Education Lecturing Services, endorsed by the Colleges Employers Forum, is to reduce its entry charge of Pounds 6,000 to Pounds 5,000 if more than 100 colleges join the scheme and to Pounds 4,000 if more than 150 colleges join. ELS could not provide anyone to comment this week on the changes, or on rumours that significantly fewer than 100 colleges had formally signed up for the service by their deadline of May 31.
Roger Ward, CEF chief executive, however, said that the rumours were inaccurate. To gain CEF endorsement any provider must adhere to European and United Kingdom employment law and provide value for money. CEF had told ELS it expected fees to be reduced as numbers of subscribers grew.
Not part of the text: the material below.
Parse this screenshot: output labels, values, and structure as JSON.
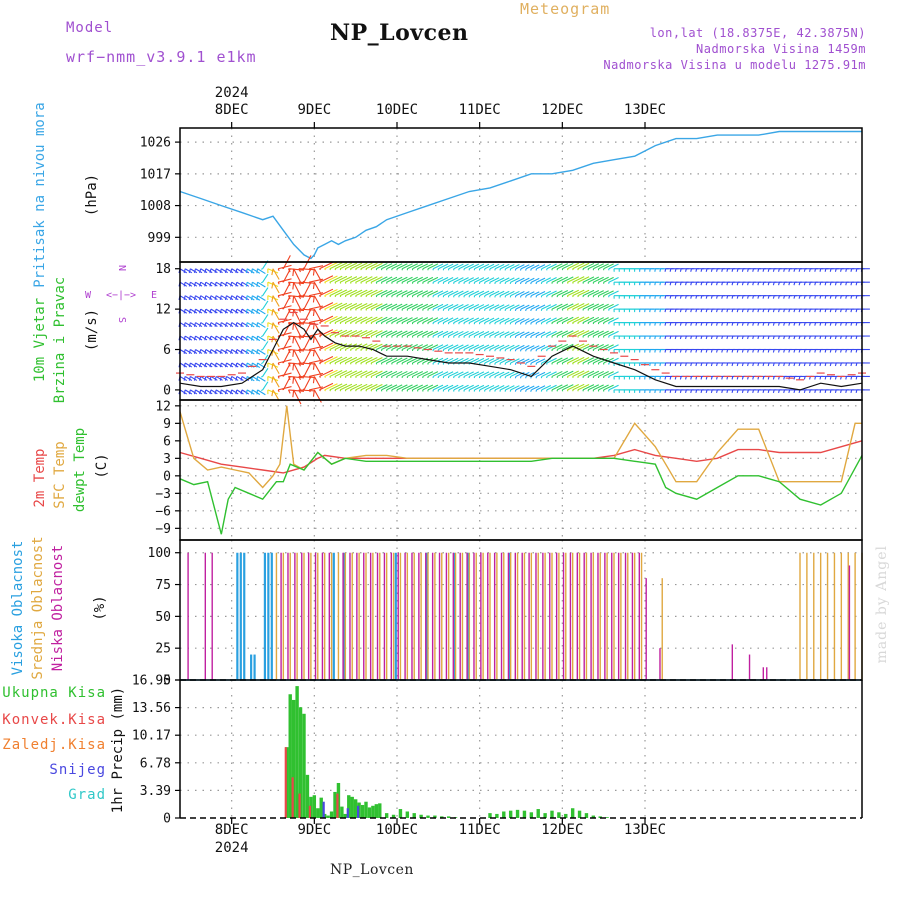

The Association of Principals of Colleges said its guidance to colleges was to "reserve judgement" on ELS. Tony Colton, president of APC and principal of Matthew Boulton College, said there were pros and cons to joining but questions were being raised as to who actually benefited from membership. He said that some corporations were wary of the service, which they feared amounted to the privatisation of the workforce.
ELS proposes to operate a national register of self-employed lecturers whose services can be bought for short courses or part-time work.
The CEF, which claims no corporate or business links with ELS, says it has been studying ways in which colleges can develop further quality and flexibility in employment practices. Its research, and the involvement of the private sector, has secured a Pounds 5 million investment to establish ELS.
The CEF told principals last week that it had examined a number of supply lecturer providers. ELS had agreed to follow CEF operational guidelines and quality criteria and therefore the CEF was "commending" ELS to its members.
The Association for Colleges said it was offering no formal guidance to its members over membership of ELS but that its advice would be "caveat emptor".